Dans une étude précédente, Allart, Soubeyran et Cousson‐Gélie (2013) ont effectué une revue de la littérature sur les facteurs psychologiques associés à la qualité de vie chez les patients atteints d’un cancer hématologique. Les auteurs ont extrait à partir de 14 études que l’estime de soi, le sens de la cohérence, le lieu de contrôle, les stratégies de coping, la détresse émotionnelle et le soutien social sont associés à la qualité de vie. En revanche, les auteurs soulignent le manque de résultats cohérents dans le cas de ces cancers hématologiques mais mettent en évidence l’influence tant des facteurs personnels que transactionnels dans l’explication des différences d’ajustement.

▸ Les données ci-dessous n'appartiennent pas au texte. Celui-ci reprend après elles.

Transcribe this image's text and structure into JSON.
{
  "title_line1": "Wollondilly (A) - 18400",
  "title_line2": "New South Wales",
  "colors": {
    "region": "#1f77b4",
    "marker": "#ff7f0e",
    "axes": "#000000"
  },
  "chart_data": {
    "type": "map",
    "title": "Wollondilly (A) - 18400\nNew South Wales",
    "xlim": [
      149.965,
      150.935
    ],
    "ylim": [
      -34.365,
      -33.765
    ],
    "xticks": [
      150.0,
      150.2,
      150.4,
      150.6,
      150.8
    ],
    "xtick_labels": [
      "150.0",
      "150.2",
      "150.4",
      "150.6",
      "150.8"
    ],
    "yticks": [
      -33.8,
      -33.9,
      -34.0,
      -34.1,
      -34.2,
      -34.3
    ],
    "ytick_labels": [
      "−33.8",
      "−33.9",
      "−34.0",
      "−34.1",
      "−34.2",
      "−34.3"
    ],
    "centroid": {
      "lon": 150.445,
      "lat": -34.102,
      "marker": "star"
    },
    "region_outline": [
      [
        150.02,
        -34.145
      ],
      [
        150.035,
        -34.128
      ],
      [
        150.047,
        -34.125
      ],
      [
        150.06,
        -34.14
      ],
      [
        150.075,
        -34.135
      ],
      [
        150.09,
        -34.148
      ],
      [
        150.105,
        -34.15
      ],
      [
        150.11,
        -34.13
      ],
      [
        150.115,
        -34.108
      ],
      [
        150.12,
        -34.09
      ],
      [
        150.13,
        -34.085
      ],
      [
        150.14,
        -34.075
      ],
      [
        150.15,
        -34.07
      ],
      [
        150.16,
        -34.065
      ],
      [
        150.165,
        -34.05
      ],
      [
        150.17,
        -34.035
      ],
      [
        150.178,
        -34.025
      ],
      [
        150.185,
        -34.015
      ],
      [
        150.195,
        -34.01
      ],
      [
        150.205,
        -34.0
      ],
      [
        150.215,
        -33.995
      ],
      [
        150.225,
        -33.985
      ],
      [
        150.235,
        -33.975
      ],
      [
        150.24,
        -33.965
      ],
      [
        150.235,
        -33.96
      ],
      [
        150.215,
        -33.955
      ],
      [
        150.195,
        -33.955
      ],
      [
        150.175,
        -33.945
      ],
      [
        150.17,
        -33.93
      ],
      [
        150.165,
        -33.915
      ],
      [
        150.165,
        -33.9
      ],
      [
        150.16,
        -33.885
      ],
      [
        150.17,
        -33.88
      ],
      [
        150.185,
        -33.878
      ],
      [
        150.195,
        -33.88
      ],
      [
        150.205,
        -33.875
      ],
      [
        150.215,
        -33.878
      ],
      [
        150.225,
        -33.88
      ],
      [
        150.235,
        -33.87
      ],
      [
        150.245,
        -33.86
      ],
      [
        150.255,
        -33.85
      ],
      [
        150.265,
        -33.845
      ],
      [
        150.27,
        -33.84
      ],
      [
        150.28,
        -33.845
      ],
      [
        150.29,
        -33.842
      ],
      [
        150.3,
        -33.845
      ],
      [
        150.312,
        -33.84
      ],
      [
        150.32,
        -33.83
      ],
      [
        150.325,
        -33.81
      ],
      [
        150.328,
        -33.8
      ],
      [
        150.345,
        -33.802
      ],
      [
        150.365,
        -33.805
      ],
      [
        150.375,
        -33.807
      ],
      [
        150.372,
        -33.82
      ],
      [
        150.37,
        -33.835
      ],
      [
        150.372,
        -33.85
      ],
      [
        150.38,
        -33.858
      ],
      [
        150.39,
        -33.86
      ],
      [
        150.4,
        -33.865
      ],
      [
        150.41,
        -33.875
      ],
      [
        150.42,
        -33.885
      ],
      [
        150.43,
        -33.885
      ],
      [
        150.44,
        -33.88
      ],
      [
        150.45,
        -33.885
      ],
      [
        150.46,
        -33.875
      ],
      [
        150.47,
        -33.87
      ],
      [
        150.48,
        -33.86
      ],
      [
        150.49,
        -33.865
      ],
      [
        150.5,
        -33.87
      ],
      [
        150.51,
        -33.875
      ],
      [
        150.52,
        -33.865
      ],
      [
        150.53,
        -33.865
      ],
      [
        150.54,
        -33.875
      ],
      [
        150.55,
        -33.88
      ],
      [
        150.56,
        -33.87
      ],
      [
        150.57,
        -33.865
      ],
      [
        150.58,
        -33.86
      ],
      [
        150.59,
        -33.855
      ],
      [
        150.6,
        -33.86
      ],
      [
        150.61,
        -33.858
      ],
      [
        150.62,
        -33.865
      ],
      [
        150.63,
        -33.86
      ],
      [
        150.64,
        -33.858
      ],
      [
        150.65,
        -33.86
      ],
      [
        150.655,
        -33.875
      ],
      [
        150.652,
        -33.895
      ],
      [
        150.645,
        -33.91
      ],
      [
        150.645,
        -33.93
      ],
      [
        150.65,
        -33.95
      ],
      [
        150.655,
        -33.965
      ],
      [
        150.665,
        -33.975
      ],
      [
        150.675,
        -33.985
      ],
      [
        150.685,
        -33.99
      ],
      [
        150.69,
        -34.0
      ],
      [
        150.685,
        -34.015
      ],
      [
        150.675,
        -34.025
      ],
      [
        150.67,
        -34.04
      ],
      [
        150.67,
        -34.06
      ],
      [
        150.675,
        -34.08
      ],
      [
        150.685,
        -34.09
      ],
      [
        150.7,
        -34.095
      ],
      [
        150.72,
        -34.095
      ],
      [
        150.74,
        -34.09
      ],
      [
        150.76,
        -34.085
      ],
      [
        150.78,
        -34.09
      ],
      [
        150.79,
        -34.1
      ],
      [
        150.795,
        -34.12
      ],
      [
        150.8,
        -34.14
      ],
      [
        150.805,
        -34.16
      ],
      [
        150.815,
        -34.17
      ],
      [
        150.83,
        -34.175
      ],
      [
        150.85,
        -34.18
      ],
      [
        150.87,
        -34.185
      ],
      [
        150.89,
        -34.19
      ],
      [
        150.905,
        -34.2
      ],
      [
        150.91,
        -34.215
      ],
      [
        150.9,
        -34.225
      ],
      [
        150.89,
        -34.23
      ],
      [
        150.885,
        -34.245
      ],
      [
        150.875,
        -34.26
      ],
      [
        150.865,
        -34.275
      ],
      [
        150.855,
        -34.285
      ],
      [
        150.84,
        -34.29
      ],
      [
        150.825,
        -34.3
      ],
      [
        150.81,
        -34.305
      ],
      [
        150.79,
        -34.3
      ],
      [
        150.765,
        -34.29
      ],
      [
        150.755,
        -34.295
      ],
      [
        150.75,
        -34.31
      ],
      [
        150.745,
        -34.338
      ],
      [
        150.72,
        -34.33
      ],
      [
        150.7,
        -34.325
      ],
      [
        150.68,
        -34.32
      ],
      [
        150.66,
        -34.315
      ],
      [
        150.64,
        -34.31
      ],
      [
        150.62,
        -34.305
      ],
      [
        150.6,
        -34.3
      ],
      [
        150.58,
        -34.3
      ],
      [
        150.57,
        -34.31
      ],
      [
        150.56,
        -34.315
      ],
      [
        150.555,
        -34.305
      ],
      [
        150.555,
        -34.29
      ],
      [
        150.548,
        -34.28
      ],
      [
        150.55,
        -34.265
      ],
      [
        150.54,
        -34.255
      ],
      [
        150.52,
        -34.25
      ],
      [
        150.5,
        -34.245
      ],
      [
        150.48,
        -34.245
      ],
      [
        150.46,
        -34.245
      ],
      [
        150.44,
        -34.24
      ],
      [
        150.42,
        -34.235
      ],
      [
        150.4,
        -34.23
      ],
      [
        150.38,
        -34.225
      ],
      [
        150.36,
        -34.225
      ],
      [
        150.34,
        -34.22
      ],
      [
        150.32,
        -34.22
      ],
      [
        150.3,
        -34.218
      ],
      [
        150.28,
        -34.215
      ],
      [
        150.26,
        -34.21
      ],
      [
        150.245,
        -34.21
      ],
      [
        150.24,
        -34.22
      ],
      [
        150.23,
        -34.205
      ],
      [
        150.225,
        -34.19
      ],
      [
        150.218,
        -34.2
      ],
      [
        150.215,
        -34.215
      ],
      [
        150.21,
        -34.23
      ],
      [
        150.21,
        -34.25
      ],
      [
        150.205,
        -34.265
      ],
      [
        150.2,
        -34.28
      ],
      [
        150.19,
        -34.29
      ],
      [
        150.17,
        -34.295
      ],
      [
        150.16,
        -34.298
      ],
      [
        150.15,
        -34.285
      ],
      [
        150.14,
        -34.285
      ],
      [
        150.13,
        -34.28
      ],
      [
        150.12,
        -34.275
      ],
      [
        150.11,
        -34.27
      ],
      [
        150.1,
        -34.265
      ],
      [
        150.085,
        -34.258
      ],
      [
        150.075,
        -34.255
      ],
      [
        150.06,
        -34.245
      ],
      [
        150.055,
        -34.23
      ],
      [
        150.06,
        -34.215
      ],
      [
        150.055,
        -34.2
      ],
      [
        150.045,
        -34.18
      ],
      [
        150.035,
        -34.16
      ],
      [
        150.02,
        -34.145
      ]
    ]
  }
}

Plus récemment, Esser et al. (2017) ont proposé un protocole expérimental pour réaliser une étude longitudinale sur 1000 patients atteints de cancers hématologiques sur trois années après l’annonce du diagnostic afin d’explorer le niveau de qualité de vie dans différents domaines tout au long du processus du cancer et d’identifier de potentiels facteurs démographiques, médicaux et psychologiques qui prédiraient l’évolution de cet ajustement (en comparant à des

79

scores normaux issus de la population générale). Ils ont en effet constaté que les études relatives à la qualité de vie et aux facteurs l’influençant dans le cas des cancers hématologiques n’étaient pas toujours cohérents, plutôt rares et ne contrôlaient pas suffisamment de facteurs pouvant influencer la variabilité des scores de qualité de vie tels que le type de maladie hématologiques (lymphome, leucémie, myélome, etc.) ou le type de traitement (e.g. la greffe de moelle). Parmi les facteurs psychologiques influençant le niveau de qualité de vie, l’anxiété et la dépression, qui sont eux-mêmes des marqueurs d’un ajustement dysfonctionnel, semblent contribuer de manière indépendante à l’altération de la qualité de vie une fois les symptômes de douleurs et la sévérité de la maladie contrôlés (e.g. Smith, Gomm & Dickens, 2003 chez des patients atteints d’un cancer à un stade avancé). Dans le cas de patients atteints de myélome multiple et de lymphome, Oberoi et al. (2017) ont examiné l’influence de l’anxiété et de la dépression sur la qualité de vie future. Ils démontrent que, excepté pour la qualité de vie physique, toutes les dimensions de la QdV évaluées sont associées à de l’anxiété et que toutes les dimensions de la QdV sont associées à la dépression à 7 mois après le diagnostic. Ces résultats permettent d’introduire la présentation de la détresse psychologique incluant la dépression et l’anxiété comme marqueurs majeurs de l’ajustement au cancer.